How do you create an apostolic environment?

  1. Ordain every Christ follower.
    Ask them what people group do they feel burdened for then anoint them then send them out.
  2. Lead with a yes; ask how? later on.
    Develop a “yes” reflex to try things.
  3. You need to teach people to go and not just bring.
  4. Plant the gospel before planting a church.
  5. Missional teams have to be both incarnational and apostolic.
    If you think only incarnational than you are just “one and done,” but if you also think apostolic then you have movement.

Verge Conference Session 2

Jeff Vanderstelt of Soma Communities (Tacoma, WA) discussed letting the people be the church during Verge Conference’s 2nd session. Here is what he said:

In a lot of the ways, the structures build build to run churches serve as containers to hold people in. It is almost as if we are extracting people from the world rather than sending them out into the world.

Church is not about going out to be Jesus to people. You are going out with Jesus in you. Jesus wants to fill everything. Ideally, a city should be so full of Jesus that there is no one who can escape seeing Jesus.

Everyone is a full-time minister. We just get our paychecks from different places. You do not have to get a paycheck from a church to be a full-time minister. The job of church leaders is to equip people to do ministry rather than trying to do all of the ministry themselves.

Jesus died for more than church events and volunteering to be an usher.
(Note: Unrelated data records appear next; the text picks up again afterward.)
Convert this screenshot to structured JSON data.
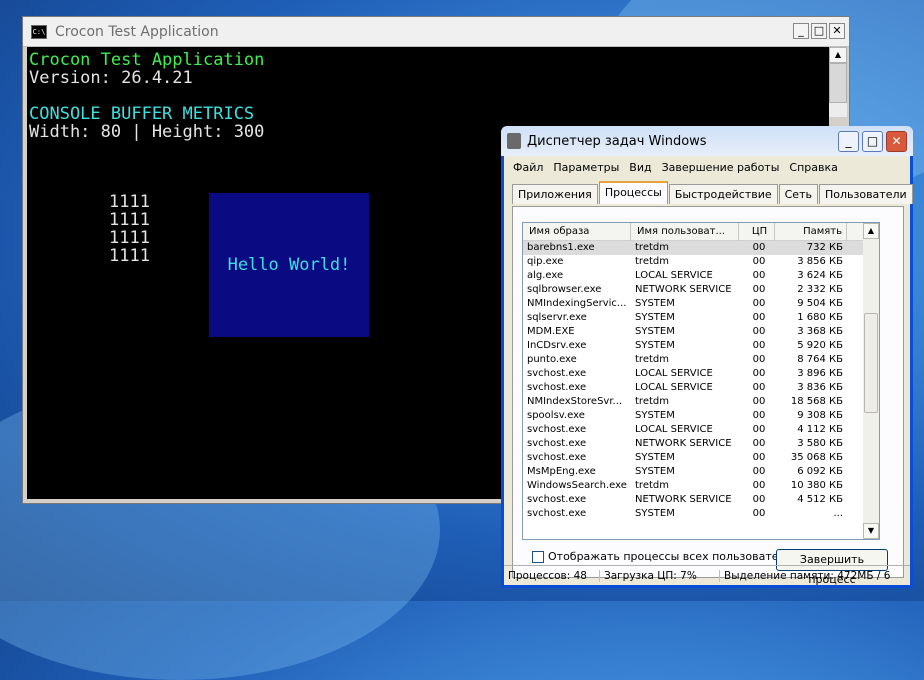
{
  "console": {
    "title": "Crocon Test Application",
    "icon_text": "C:\\",
    "controls": [
      "_",
      "□",
      "✕"
    ],
    "lines": [
      {
        "text": "Crocon Test Application",
        "color": "green"
      },
      {
        "text": "Version: 26.4.21",
        "color": "white"
      },
      {
        "text": "CONSOLE BUFFER METRICS",
        "color": "cyan"
      },
      {
        "text": "Width: 80 | Height: 300",
        "color": "white"
      }
    ],
    "pattern": [
      "1111",
      "1111",
      "1111",
      "1111"
    ],
    "hello": "Hello World!"
  },
  "taskmgr": {
    "title": "Диспетчер задач Windows",
    "controls": [
      "_",
      "□",
      "✕"
    ],
    "menu": [
      "Файл",
      "Параметры",
      "Вид",
      "Завершение работы",
      "Справка"
    ],
    "tabs": [
      "Приложения",
      "Процессы",
      "Быстродействие",
      "Сеть",
      "Пользователи"
    ],
    "columns": [
      "Имя образа",
      "Имя пользоват...",
      "ЦП",
      "Память"
    ],
    "rows": [
      [
        "barebns1.exe",
        "tretdm",
        "00",
        "732 КБ"
      ],
      [
        "qip.exe",
        "tretdm",
        "00",
        "3 856 КБ"
      ],
      [
        "alg.exe",
        "LOCAL SERVICE",
        "00",
        "3 624 КБ"
      ],
      [
        "sqlbrowser.exe",
        "NETWORK SERVICE",
        "00",
        "2 332 КБ"
      ],
      [
        "NMIndexingServic...",
        "SYSTEM",
        "00",
        "9 504 КБ"
      ],
      [
        "sqlservr.exe",
        "SYSTEM",
        "00",
        "1 680 КБ"
      ],
      [
        "MDM.EXE",
        "SYSTEM",
        "00",
        "3 368 КБ"
      ],
      [
        "InCDsrv.exe",
        "SYSTEM",
        "00",
        "5 920 КБ"
      ],
      [
        "punto.exe",
        "tretdm",
        "00",
        "8 764 КБ"
      ],
      [
        "svchost.exe",
        "LOCAL SERVICE",
        "00",
        "3 896 КБ"
      ],
      [
        "svchost.exe",
        "LOCAL SERVICE",
        "00",
        "3 836 КБ"
      ],
      [
        "NMIndexStoreSvr...",
        "tretdm",
        "00",
        "18 568 КБ"
      ],
      [
        "spoolsv.exe",
        "SYSTEM",
        "00",
        "9 308 КБ"
      ],
      [
        "svchost.exe",
        "LOCAL SERVICE",
        "00",
        "4 112 КБ"
      ],
      [
        "svchost.exe",
        "NETWORK SERVICE",
        "00",
        "3 580 КБ"
      ],
      [
        "svchost.exe",
        "SYSTEM",
        "00",
        "35 068 КБ"
      ],
      [
        "MsMpEng.exe",
        "SYSTEM",
        "00",
        "6 092 КБ"
      ],
      [
        "WindowsSearch.exe",
        "tretdm",
        "00",
        "10 380 КБ"
      ],
      [
        "svchost.exe",
        "NETWORK SERVICE",
        "00",
        "4 512 КБ"
      ],
      [
        "svchost.exe",
        "SYSTEM",
        "00",
        "..."
      ]
    ],
    "show_all_label": "Отображать процессы всех пользователей",
    "end_process": "Завершить процесс",
    "status": [
      "Процессов: 48",
      "Загрузка ЦП: 7%",
      "Выделение памяти: 472МБ / 6"
    ]
  }
}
The most effective carrier for discipleship is not an event. If you do not go do anything, you are not getting equipped. The best place for equipping is life.

How do you know if someone is faithful to what you have taught them? They have to live it out. Equip people to do normal, everyday life with intentional missional community. You’d be surprised to see what the church can do if you start believing that Jesus is in people.